Figure 3-1 shows the design AFE, which is capable of supporting both AC and DC applications for use in a high-performance digital oscilloscope, direct RF input, multichannel radar, and 5G wireless tester. The front-end design consists of a combination of LMH5401 and LMH6401 devices in cascade mode. In the TIDA-01022 reference design, the LMH5401 device is SE-DE configured to accept 50-Ω input signals. The LMH5401 output drives the LMH6401 (DVGA) for the precise gain adjustment which, in turn, drives a fifth-order 2.2-GHz low-pass filter. An ADC (ADC12DJ3200) digitizes the filtered signal output.

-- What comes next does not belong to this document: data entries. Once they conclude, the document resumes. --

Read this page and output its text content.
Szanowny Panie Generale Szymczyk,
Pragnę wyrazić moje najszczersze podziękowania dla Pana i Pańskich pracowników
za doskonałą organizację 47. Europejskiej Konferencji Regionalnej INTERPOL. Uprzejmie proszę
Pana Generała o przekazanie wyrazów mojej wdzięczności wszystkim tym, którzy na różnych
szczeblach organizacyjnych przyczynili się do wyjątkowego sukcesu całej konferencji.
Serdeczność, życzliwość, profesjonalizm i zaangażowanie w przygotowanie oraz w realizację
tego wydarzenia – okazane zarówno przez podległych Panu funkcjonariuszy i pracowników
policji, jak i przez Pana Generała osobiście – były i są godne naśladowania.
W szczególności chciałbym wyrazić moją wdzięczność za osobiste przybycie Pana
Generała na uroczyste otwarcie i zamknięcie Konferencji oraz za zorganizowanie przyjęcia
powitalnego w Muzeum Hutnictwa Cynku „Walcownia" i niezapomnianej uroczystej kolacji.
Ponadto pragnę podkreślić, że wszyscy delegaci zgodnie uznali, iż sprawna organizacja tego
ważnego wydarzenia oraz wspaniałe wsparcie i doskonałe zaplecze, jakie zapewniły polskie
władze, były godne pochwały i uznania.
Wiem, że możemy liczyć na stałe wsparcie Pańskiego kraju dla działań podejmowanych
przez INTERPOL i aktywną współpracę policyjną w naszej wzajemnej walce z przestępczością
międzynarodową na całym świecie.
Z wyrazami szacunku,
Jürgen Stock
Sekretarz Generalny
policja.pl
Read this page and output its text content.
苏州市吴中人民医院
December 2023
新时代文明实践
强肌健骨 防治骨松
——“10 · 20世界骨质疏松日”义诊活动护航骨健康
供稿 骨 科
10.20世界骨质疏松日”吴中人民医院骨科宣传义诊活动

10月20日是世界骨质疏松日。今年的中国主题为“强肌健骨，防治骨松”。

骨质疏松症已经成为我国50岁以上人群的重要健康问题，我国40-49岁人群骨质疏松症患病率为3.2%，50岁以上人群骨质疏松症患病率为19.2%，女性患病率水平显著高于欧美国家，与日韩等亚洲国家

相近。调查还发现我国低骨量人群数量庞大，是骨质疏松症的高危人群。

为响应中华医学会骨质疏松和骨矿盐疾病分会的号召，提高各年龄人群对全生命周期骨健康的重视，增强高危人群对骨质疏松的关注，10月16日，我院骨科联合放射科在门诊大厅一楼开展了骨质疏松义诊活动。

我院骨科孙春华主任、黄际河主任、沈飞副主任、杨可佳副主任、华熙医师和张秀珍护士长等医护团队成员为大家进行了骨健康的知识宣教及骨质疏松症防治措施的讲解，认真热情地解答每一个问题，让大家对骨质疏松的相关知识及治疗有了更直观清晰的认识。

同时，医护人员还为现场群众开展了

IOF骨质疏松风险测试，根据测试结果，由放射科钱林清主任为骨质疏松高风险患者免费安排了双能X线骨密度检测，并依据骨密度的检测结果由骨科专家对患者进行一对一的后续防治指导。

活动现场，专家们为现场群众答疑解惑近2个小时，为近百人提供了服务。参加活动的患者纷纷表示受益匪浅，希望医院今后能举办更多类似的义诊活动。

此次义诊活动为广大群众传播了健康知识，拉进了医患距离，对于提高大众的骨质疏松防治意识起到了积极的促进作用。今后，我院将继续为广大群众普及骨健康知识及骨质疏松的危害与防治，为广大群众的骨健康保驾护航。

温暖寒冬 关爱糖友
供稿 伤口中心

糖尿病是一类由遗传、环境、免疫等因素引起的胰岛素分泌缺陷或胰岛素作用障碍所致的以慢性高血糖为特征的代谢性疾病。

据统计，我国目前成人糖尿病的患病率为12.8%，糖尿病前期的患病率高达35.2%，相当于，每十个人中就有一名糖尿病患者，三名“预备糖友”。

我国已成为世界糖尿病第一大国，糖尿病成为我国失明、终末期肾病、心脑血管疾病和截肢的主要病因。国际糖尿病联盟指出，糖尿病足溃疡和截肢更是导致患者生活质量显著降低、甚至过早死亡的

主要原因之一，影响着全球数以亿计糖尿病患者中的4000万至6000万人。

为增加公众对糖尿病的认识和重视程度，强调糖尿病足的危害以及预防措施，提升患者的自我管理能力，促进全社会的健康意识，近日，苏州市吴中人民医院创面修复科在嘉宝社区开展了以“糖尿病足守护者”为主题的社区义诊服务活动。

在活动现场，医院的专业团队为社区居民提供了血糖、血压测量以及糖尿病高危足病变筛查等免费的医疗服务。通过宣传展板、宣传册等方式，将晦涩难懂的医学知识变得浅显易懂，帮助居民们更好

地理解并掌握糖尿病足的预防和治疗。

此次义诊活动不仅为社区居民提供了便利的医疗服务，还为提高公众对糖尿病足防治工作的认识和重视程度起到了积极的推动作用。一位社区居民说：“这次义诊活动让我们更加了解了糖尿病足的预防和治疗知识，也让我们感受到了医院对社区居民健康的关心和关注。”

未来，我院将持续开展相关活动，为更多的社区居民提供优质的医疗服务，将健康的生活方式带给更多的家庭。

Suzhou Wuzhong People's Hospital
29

GUID-7E0E9EB9-41A9-4639-BEB3-2883D19FE92E-low.gifFigure 3-1 TIDA-01022 AFE

In the first stage of this cascade configuration, the LMH5401 device presents a gain of 4 V/V (12 dB). However, the highest signal bandwidth is 6 GHz in an SE-DE configuration. The 3-dB bandwidth of the LMH6401 is 4.5 GHz, which limits the overall signal bandwidth and allows it to function as a low-pass filter to filter out the harmonics of LMH5401. The LMH6401 gain ranges from –6 dB to 26 dB in 1-dB steps and achieves a 32-dB dynamic range. The LMH6401 device exhibits constant input impedance across the gain setting, which makes it suitable for driving a wideband data converter.

A ±2.5-V dual power supply provides power to both of the LMH5401 and LMH6401 devices. The ADC12DJ3200 requires a zero common-mode input voltage, which the simple resistor divider circuit generates. See the detailed design procedure and calculation for cascaded LMH5401+LMH6401 amplifiers in Cascaded LMH5401 and LMH6401 Reference Design.